As a result it can be seen that Debt cancellation should be part of a campaign to create the preconditions and good governance needed for economic growth. Similarly a stable framework for lasting self determined growth and take-off is essential for an ldc to move away from dependency. It also allows MDCs to demand reforms to end rural isolation and also to help the modern sector grow in town as well as country to replace the informal economy.
It can be seen that debt cancellation is a very effective method of setting tough conditions to ensure micro credit reaches the poor. This gives them the power at village grass root level to create an economic framework they can use to end their own poverty rather than rely on remote and untrustworthy governments. Similarly it can be used to give power, property rights and loans to local government. This helps improve infrastructure such as roads or utilities.
Our debt cancellation judgment must look at each country individually and ask whether debt cancellation can reduce poverty. This should be far more important than the self interest of a country and banks. Similarly governments declare aid and debt cancellation but fail to carry out promises made.
The conditions set must be sensitive to the obstacles and potential of each country. Therefore fixed conditions or free market ideology should not be imposed. In contrast negotiations should take place with local officials and economists as they know what’s best for a country.
In order to make the best use out of debt cancellation it may be best to gradually relieve debt in a number of instalments. However, there is an extreme position when immediate relief is essential. This occurs when debt servicing is unsustainable and repayments of capital with interest are greater than a country’s annual exports. At this it seems morally incorrect for mdcs to demand there money back.
Another major issue surrounding 3rd world debt is the demand for foreign currency. Debt can only be repaid with internationally trusted foreign currencies like the pound. When an LDC runs out of foreign currency it cannot repay its debts and therefore must increase exports or cut imports to repay debts.
The IMFs Heavily Indebted Poorest Nation (HIPC) programme is good in principle as it promises debt relief to the poorest countries and focuses on unsustainable debt. This is only if they meet strict conditions for sustained growth and human development. However it has been too slow and demands too many conditions in return for too little money. The strain of paying back debts which are on average 4 times annual exports of the HIPC countries may cripple reforms through collapse of the country before any debt is cancelled. Also commodity prices keep falling so many HIPC countries have gone further in debt in spite of the programme.
Ldc didn’t know risks and couldn’t predict the crash in long run commodity prices. Similarly had their not been an arms race between America and Russia their may not have been a significant rise in interest rates.

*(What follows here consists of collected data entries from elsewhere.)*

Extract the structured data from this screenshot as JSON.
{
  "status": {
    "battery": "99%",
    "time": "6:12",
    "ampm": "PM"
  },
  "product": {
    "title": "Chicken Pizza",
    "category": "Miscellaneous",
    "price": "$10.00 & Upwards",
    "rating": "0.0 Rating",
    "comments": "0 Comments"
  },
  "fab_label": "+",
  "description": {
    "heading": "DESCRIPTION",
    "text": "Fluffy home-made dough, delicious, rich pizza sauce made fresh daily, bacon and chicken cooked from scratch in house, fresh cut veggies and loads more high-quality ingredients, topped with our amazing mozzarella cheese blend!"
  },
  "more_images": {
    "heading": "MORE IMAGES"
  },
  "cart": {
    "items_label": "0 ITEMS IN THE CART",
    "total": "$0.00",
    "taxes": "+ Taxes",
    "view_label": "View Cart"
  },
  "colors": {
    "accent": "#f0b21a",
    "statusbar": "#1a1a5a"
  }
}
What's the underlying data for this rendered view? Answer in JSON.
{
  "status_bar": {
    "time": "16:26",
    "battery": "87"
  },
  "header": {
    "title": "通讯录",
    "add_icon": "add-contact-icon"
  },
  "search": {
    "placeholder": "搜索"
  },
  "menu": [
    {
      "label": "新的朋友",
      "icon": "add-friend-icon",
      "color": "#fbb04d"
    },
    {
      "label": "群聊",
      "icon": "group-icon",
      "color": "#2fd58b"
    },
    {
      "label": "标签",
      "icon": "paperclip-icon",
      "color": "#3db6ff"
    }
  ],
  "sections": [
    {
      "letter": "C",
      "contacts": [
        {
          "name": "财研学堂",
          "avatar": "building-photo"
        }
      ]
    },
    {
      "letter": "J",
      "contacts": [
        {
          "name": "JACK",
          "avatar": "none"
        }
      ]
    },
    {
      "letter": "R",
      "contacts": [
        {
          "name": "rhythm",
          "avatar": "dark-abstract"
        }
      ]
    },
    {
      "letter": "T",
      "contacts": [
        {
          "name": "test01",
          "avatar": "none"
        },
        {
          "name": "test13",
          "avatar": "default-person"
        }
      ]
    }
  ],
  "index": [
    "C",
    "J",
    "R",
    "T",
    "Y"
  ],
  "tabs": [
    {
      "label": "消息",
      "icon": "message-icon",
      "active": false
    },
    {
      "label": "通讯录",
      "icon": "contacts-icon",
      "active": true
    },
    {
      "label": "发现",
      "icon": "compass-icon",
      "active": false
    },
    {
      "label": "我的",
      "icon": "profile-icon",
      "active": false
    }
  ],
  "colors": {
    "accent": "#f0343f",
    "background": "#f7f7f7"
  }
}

As a result Mdcs are partly to blame and therefore have a moral responsibility to cancel debt to the poor countries. In comparison Incompetent government borrowed and wasted money as institutions didn’t exist to utilise the spending. Similarly why should banks suffer because of these misjudgements in LDCs. There is a high opportunity cost of cancelling 3rd world debt including education spending and pension funds.

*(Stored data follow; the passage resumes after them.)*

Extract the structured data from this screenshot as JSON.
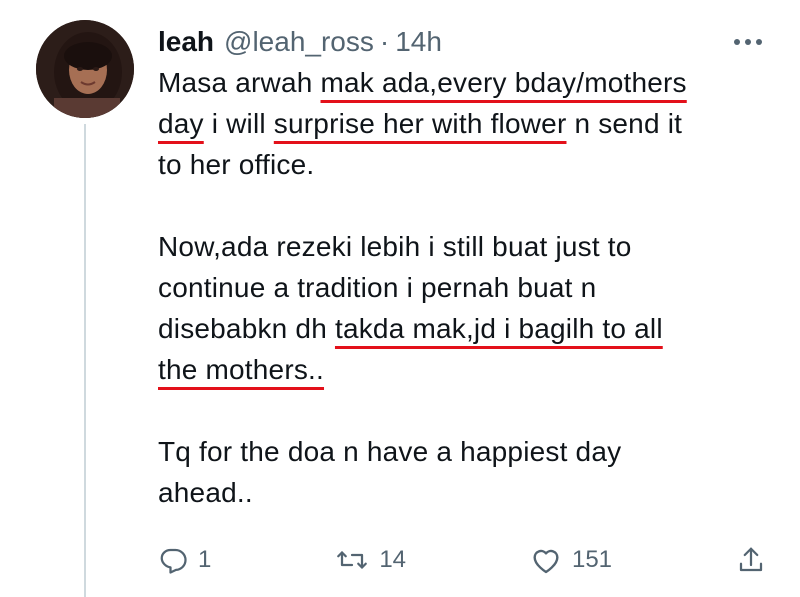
{
  "tweet": {
    "author": {
      "name": "leah",
      "handle": "@leah_ross",
      "separator": "·",
      "time": "14h"
    },
    "more_icon": "more-horizontal-icon",
    "lines": [
      {
        "segments": [
          {
            "text": "Masa arwah "
          },
          {
            "text": "mak ada,every bday/mothers",
            "underline": true
          }
        ]
      },
      {
        "segments": [
          {
            "text": "day",
            "underline": true
          },
          {
            "text": " i will "
          },
          {
            "text": "surprise her with flower",
            "underline": true
          },
          {
            "text": " n send it"
          }
        ]
      },
      {
        "segments": [
          {
            "text": "to her office."
          }
        ]
      },
      {
        "segments": []
      },
      {
        "segments": [
          {
            "text": "Now,ada rezeki lebih i still buat just to"
          }
        ]
      },
      {
        "segments": [
          {
            "text": "continue a tradition i pernah buat n"
          }
        ]
      },
      {
        "segments": [
          {
            "text": "disebabkn dh "
          },
          {
            "text": "takda mak,jd i bagilh to all",
            "underline": true
          }
        ]
      },
      {
        "segments": [
          {
            "text": "the mothers..",
            "underline": true
          }
        ]
      },
      {
        "segments": []
      },
      {
        "segments": [
          {
            "text": "Tq for the doa n have a happiest day"
          }
        ]
      },
      {
        "segments": [
          {
            "text": "ahead.."
          }
        ]
      }
    ],
    "annotation_color": "#e3101a",
    "actions": {
      "reply": {
        "icon": "reply-icon",
        "count": "1"
      },
      "retweet": {
        "icon": "retweet-icon",
        "count": "14"
      },
      "like": {
        "icon": "heart-icon",
        "count": "151"
      },
      "share": {
        "icon": "share-icon"
      }
    }
  }
}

If we cancel the debt of Pakistan because they have improved their institutions and have worked towards improving human development it can create a dilemma. India will argue that they have worked hard in paying off debt and deserve debt cancellation.
Debt cancellation is too often a tax on poor people in rich countries that ends up as benefit to the rich in poor countries Encourages people to muck about and waste money then go back and ask for more. Should this misallocation of money be payed for by the west instead of spending on healthcare and education?
Overall it can be concluded that third world debt is extremely damaging to an ldc and should be cancelled. However, debt cancellation should be a process where demands associated with economic growth and human development are met. The process should include debt cancellation in instalments and not in one go.